Before you go, look through your notebooks or folders to find what you need.


Getting away from the internet eliminates a world of distractions. I once borrowed a relative’s cottage that didn’t have internet, and it was wonderful, erasing the temptation to see what was happening on Twitter or doom-scrolling depressing headlines.

Even if you are in WiFi range, turn it off on your computer. Put your phone on airplane mode. Stay off social media. (OK, maybe just log on for a minute to share one or two envy-inducing posts about your fabulous retreat. But no more!)

And keep your external communications to a minimum. If you need to check in on the homefront, do it. Otherwise, relish the digital disconnect.

Pack your tools

Think of all the tech you need to work at your best. Bring your chargers and power cords. If music is part of your process, bring a speaker. Don’t forget your printer, in case you want to peruse a hard copy of your work.

And don’t forget your low-fi tools, such as pens, paper, and reference books. I don’t leave home without my dog-eared Oxford Canadian Dictionary and Roget’s Thesaurus.

Illustration of a basket of fresh produce next to a laptop with a blank doc open

Nourish your body

Plan healthy meals to fuel and energize you. The last thing you want is to binge a bunch of junk food that will make you feel tired and gross. But by all means, bring a few little treats to reward yourself. This should be pleasurable!

Seek quiet

Cities are stimulating and full of temptations. If you’re the kind of person who can work while a street party rages outside, sirens blare or the neighbour in Apartment B cranks the classic rock at all hours, then, by all means, go for an urban retreat. But I need peace to think. We are spoiled for rural and remote escape options here in Atlantic Canada.

Set a Goal

It’s easy to arrive at your writing retreat destination and slip into holiday mode, forgetting what you’re there for.

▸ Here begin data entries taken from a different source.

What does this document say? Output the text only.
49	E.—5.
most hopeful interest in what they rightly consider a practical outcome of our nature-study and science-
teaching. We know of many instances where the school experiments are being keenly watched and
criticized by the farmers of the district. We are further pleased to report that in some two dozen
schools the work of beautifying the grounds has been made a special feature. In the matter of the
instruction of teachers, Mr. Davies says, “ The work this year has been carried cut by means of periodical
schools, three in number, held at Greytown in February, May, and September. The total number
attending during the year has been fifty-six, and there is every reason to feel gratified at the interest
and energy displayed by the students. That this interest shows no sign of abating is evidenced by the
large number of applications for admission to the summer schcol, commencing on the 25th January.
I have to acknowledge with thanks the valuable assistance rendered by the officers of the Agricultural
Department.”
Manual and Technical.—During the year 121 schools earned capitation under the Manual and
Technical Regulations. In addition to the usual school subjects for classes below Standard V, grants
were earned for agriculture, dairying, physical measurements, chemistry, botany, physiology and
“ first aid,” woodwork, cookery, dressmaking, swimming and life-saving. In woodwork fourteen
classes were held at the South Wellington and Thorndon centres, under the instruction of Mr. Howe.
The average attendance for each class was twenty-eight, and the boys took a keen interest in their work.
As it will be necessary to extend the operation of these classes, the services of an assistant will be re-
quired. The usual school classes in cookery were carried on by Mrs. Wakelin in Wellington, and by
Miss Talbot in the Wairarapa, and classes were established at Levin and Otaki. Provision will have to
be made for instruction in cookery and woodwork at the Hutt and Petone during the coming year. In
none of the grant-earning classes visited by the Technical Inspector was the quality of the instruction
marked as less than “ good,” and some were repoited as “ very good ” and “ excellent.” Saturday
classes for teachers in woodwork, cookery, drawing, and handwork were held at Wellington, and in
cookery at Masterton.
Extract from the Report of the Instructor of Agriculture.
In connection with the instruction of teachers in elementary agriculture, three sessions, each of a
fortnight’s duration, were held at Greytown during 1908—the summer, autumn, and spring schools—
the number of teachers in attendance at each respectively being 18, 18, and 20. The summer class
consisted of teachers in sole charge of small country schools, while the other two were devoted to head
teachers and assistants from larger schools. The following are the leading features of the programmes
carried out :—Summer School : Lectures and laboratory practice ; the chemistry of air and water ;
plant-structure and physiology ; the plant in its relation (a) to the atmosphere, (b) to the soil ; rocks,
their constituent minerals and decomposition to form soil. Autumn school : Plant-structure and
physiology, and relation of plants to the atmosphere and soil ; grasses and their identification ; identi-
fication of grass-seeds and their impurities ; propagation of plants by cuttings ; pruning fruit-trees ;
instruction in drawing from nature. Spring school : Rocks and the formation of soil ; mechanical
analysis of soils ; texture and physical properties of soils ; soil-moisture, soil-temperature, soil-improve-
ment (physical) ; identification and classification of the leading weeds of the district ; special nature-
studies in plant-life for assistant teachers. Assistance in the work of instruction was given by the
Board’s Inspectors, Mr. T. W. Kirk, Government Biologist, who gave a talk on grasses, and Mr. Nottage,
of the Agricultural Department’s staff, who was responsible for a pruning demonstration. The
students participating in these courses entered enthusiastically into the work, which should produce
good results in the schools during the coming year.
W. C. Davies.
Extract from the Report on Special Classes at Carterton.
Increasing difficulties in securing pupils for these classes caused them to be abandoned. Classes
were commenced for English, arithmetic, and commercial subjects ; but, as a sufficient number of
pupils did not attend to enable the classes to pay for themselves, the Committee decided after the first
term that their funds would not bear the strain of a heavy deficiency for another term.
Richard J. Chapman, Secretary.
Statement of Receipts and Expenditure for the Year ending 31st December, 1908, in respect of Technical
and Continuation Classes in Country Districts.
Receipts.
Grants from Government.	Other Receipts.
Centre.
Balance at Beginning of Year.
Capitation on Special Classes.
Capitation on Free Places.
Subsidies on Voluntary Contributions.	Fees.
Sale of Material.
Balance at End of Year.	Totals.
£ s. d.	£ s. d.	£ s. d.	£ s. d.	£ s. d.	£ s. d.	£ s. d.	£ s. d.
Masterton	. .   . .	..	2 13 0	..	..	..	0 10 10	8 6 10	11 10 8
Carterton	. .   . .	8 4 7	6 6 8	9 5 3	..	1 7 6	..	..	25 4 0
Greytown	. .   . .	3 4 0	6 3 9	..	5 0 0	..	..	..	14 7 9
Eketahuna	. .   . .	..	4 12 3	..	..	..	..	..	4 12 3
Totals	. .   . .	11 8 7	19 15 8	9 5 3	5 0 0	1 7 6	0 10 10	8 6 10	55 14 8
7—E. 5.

Before you depart, set a writing goal for yourself. Be realistic: the first draft of your memoir or a year’s worth of blog posts aren’t going to materialize over a long weekend. But a few days is enough time to produce at least a solid first draft of:

  • A half-dozen blog posts
  • A couple of months’ worth of social media captions
  • Several email newsletters
  • A welcome sequence for your new email marketing campaign
  • A few modules in the new online course you’re building
  • A pitch deck
  • Sales copy for your new product or service
  • The keynote address you’re giving at an upcoming conference
  • That side project you keep putting aside for lack of bandwidth. This is its moment!
Illustration of a laptop with a recharge warning, some books and a pot of tea to the side.

Rest and Recharge

It’s unrealistic to think you can write all day long. Build in little breaks to read, snack, stretch, or brew a pot of tea. There’s no shame in a nap (just set your alarm to avoid an epic crash, waking up in unfamiliar surroundings in the dark, wondering, what happened?)

And don’t stay up too late. I know it can be tempting to keep writing into the wee hours once you get rolling, but a good night’s sleep will yield incredible returns of creative energy for the next day.

Start With a Walk

Don’t go straight from bed to coffee to desk. Get a little fresh air and movement to loosen up physically and mentally before you sit down at your keyboard or notebook.

Invite a Friend

There’s no law that a writing retreat has to be solo. If you have a colleague or collaborator who might also benefit from a little creative getaway, invite them.

Just be sure to choose your company carefully: the ideal writing retreat sidekick is also there to work. Get aligned on your ground rules, and consider being each other’s editor or advisor.

Last year, I did a two-night getaway at a gorgeous Airbnb in Alma with Christie, my friend and fellow copywriter. We dedicated some time to business development brainstorming on the second day, and the chance to talk shop and get her insights were so valuable. I’d never have gotten that sitting at my desk at home.

So, tell me, what writing project do you need to take to a cabin? What is your idea of an ideal retreat? Where have you taken off to?